O Banco Central brasileiro divulgou Relatório de Inclusão Financeira com dados do final de 2014, mas que retrata bem o atual cenário do endividamento das famílias brasileiras: 45% dos endividados que utilizam o chamado crédito rotativo do cartão de crédito estão na faixa de renda de até três salários mínimos, ou seja, atinge os mais pobres da população. Atinge quase 40% a média de inadimplentes que usam o rotativo do cartão de crédito.
Ao não pagar a fatura integral do cartão de crédito, o consumidor automaticamente autoriza a administradora do cartão a utilizar o limite rotativo disponível. Rolar a dívida nesta modalidade é o que podemos chamar de “dar um tiro no próprio pé”, isso porque a taxa de juros mensal tem girado na casa dos 14%, o que equivale a nada mais nada menos do que 381,7% ao ano. No mínimo um absurdo. Considerando a baixa renda dos envolvidos, afinal falamos de devedores com renda de até três salários mínimos, a coisa fica ainda mais complicada.

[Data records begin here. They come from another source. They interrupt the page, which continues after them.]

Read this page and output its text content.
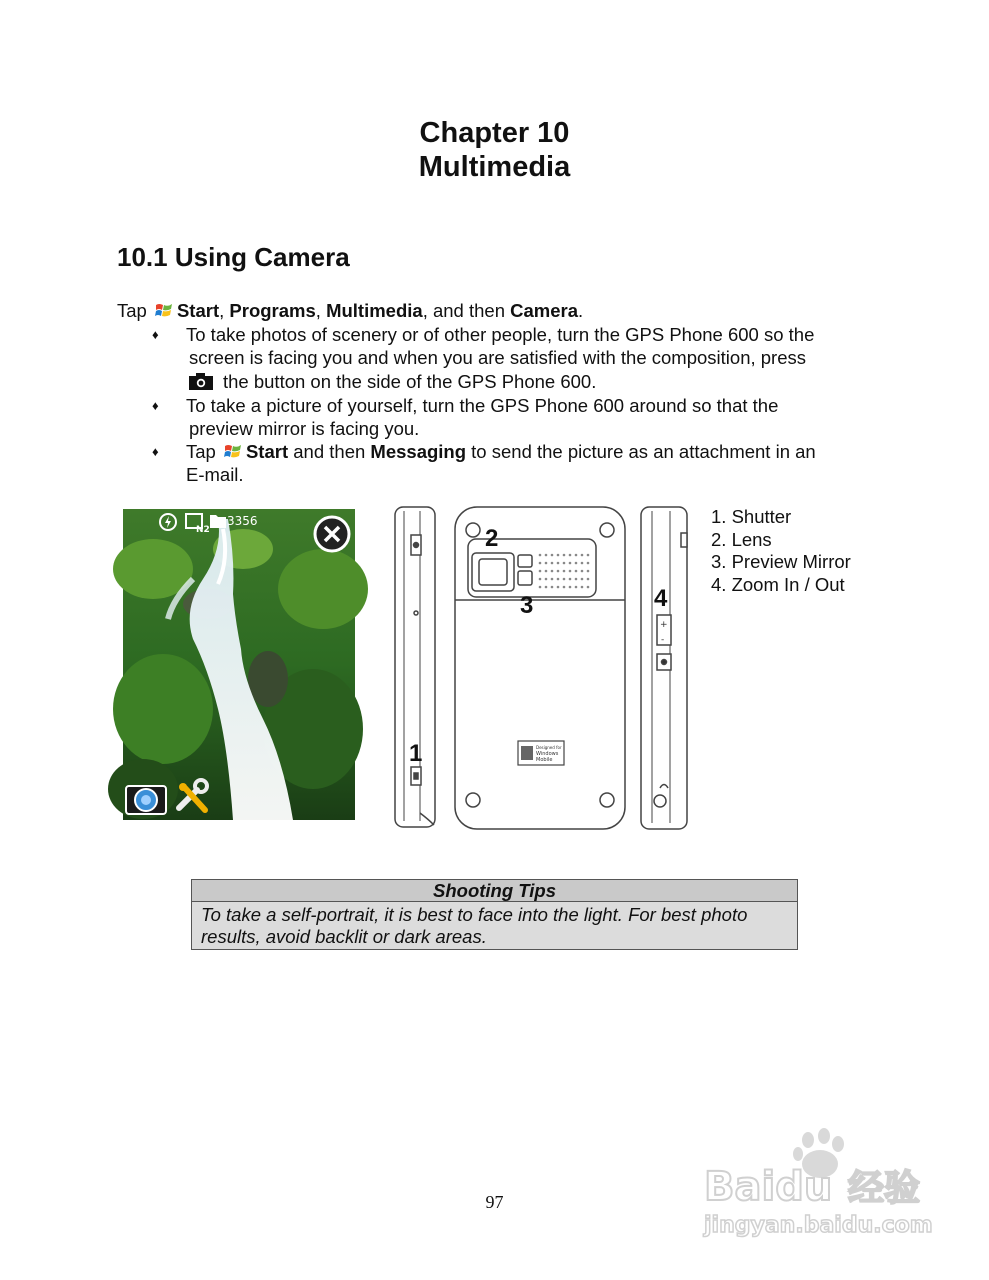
Chapter 10
Multimedia
10.1 Using Camera
Tap Start, Programs, Multimedia, and then Camera.
♦ To take photos of scenery or of other people, turn the GPS Phone 600 so the
screen is facing you and when you are satisfied with the composition, press
the button on the side of the GPS Phone 600.
♦ To take a picture of yourself, turn the GPS Phone 600 around so that the
preview mirror is facing you.
♦ Tap Start and then Messaging to send the picture as an attachment in an
E-mail.
N2
3356
Designed for
Windows
Mobile
+
-
2
3	4
1
1. Shutter
2. Lens
3. Preview Mirror
4. Zoom In / Out
Shooting Tips
To take a self-portrait, it is best to face into the light. For best photo
results, avoid backlit or dark areas.
97	Baidu 经验
jingyan.baidu.com
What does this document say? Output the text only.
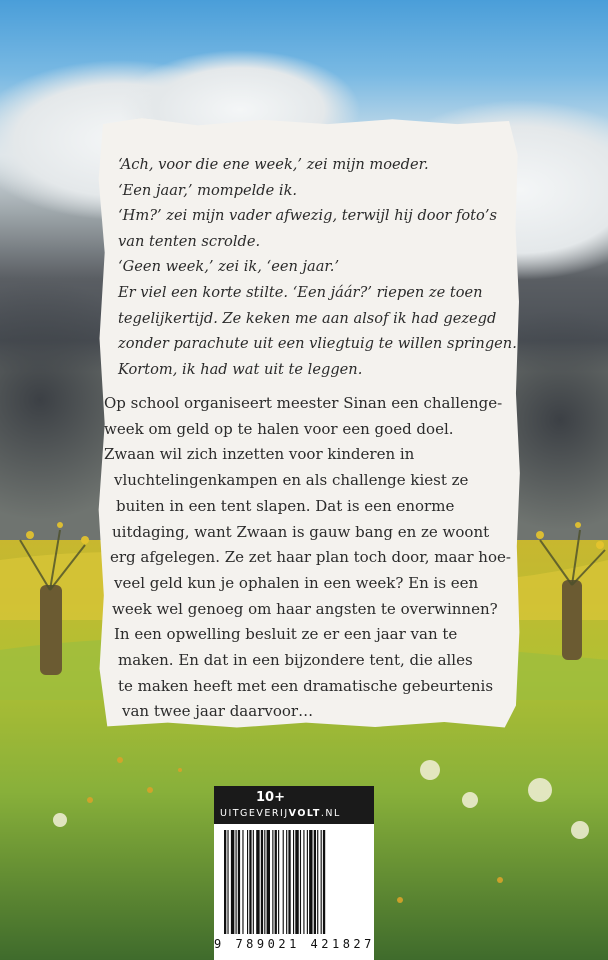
‘Ach, voor die ene week,’ zei mijn moeder.
‘Een jaar,’ mompelde ik.
‘Hm?’ zei mijn vader afwezig, terwijl hij door foto’s
van tenten scrolde.
‘Geen week,’ zei ik, ‘een jaar.’
Er viel een korte stilte. ‘Een jáár?’ riepen ze toen
tegelijkertijd. Ze keken me aan alsof ik had gezegd
zonder parachute uit een vliegtuig te willen springen.
Kortom, ik had wat uit te leggen.
Op school organiseert meester Sinan een challenge-
week om geld op te halen voor een goed doel.
Zwaan wil zich inzetten voor kinderen in
vluchtelingenkampen en als challenge kiest ze
buiten in een tent slapen. Dat is een enorme
uitdaging, want Zwaan is gauw bang en ze woont
erg afgelegen. Ze zet haar plan toch door, maar hoe-
veel geld kun je ophalen in een week? En is een
week wel genoeg om haar angsten te overwinnen?
In een opwelling besluit ze er een jaar van te
maken. En dat in een bijzondere tent, die alles
te maken heeft met een dramatische gebeurtenis
van twee jaar daarvoor…
10+
UITGEVERIJVOLT.NL
9 789021 421827
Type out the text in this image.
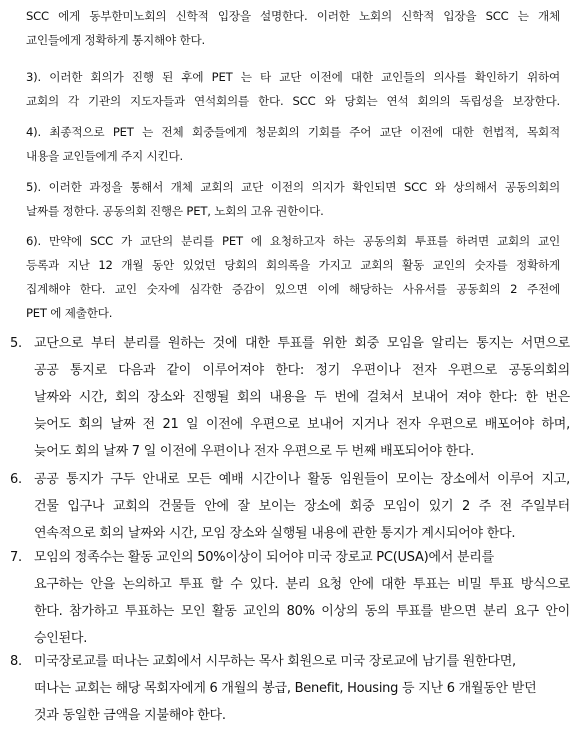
SCC 에게 동부한미노회의 신학적 입장을 설명한다. 이러한 노회의 신학적 입장을 SCC 는 개체
교인들에게 정확하게 통지해야 한다.
3). 이러한 회의가 진행 된 후에 PET 는 타 교단 이전에 대한 교인들의 의사를 확인하기 위하여
교회의 각 기관의 지도자들과 연석회의를 한다. SCC 와 당회는 연석 회의의 독립성을 보장한다.
4). 최종적으로 PET 는 전체 회중들에게 청문회의 기회를 주어 교단 이전에 대한 헌법적, 목회적
내용을 교인들에게 주지 시킨다.
5). 이러한 과정을 통해서 개체 교회의 교단 이전의 의지가 확인되면 SCC 와 상의해서 공동의회의
날짜를 정한다. 공동의회 진행은 PET, 노회의 고유 권한이다.
6). 만약에 SCC 가 교단의 분리를 PET 에 요청하고자 하는 공동의회 투표를 하려면 교회의 교인
등록과 지난 12 개월 동안 있었던 당회의 회의록을 가지고 교회의 활동 교인의 숫자를 정확하게
집계해야 한다. 교인 숫자에 심각한 증감이 있으면 이에 해당하는 사유서를 공동회의 2 주전에
PET 에 제출한다.
5. 교단으로 부터 분리를 원하는 것에 대한 투표를 위한 회중 모임을 알리는 통지는 서면으로
공공 통지로 다음과 같이 이루어져야 한다: 정기 우편이나 전자 우편으로 공동의회의
날짜와 시간, 회의 장소와 진행될 회의 내용을 두 번에 걸쳐서 보내어 져야 한다: 한 번은
늦어도 회의 날짜 전 21 일 이전에 우편으로 보내어 지거나 전자 우편으로 배포어야 하며,
늦어도 회의 날짜 7 일 이전에 우편이나 전자 우편으로 두 번째 배포되어야 한다.
6. 공공 통지가 구두 안내로 모든 예배 시간이나 활동 임원들이 모이는 장소에서 이루어 지고,
건물 입구나 교회의 건물들 안에 잘 보이는 장소에 회중 모임이 있기 2 주 전 주일부터
연속적으로 회의 날짜와 시간, 모임 장소와 실행될 내용에 관한 통지가 계시되어야 한다.
7. 모임의 정족수는 활동 교인의 50%이상이 되어야 미국 장로교 PC(USA)에서 분리를
요구하는 안을 논의하고 투표 할 수 있다. 분리 요청 안에 대한 투표는 비밀 투표 방식으로
한다. 참가하고 투표하는 모인 활동 교인의 80% 이상의 동의 투표를 받으면 분리 요구 안이
승인된다.
8. 미국장로교를 떠나는 교회에서 시무하는 목사 회원으로 미국 장로교에 남기를 원한다면,
떠나는 교회는 해당 목회자에게 6 개월의 봉급, Benefit, Housing 등 지난 6 개월동안 받던
것과 동일한 금액을 지불해야 한다.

O empréstimo na prática, demonstra uma deficiência no orçamento familiar. Se em determinado mês a pessoa não consegue honrar os compromissos assumidos, é que de alguma maneira ele não se preveniu para aquele momento. Pode ser que a renda tenha sido achatada e/ou os gastos subiram, mas mesmo assim seria possível planejar este momento mais agudo.
Sendo bem prático, vale considerar que é de conhecimento de todos que as coisas não estão indo bem na economia brasileira. Muitos sofrem com o desemprego. Outros diminuíram poder de compra em função da carestia. Muitos chegaram nesta fase do ano sem recursos reservados, ou porque não conseguiram poupar ou se pouparam já utilizaram tais reservas para cobrir rombos do orçamento. Neste contexto, há duas maneiras de agir: preventivamente ou corretivamente. É claro que a prevenção é o melhor caminho. Isso passa por mudança de atitude no tocando à gestão do dinheiro da casa. Reunir a família, traçar cenários, cortar gastos, buscar renda alternativa, são alguma decisões que podem ajudar a contornar o desequilíbrio financeiro.
Agora, se não se preparou desta maneira para enfrentar este momento e engrossa as estatísticas dos inadimplentes, as ações infelizmente têm que ser corretivas. Venda um bem, parcele a dívida, troque esta dívida cara por uma mais barata, mas não deixe de agir na direção do saneamento financeiro. Em qualquer tempo é preciso ser muito criterioso com a gestão das finanças do lar, em tempos bicudos, mais ainda.
Saia da zona de conforto e defina com clareza seu destino financeiro. Aproveite a chegada do décimo terceiro salário e estabeleça o propósito de não entrar em 2016 com dívidas roladas ao custo mensal de 14%. É suicídio financeiro. Reflita sobre isso.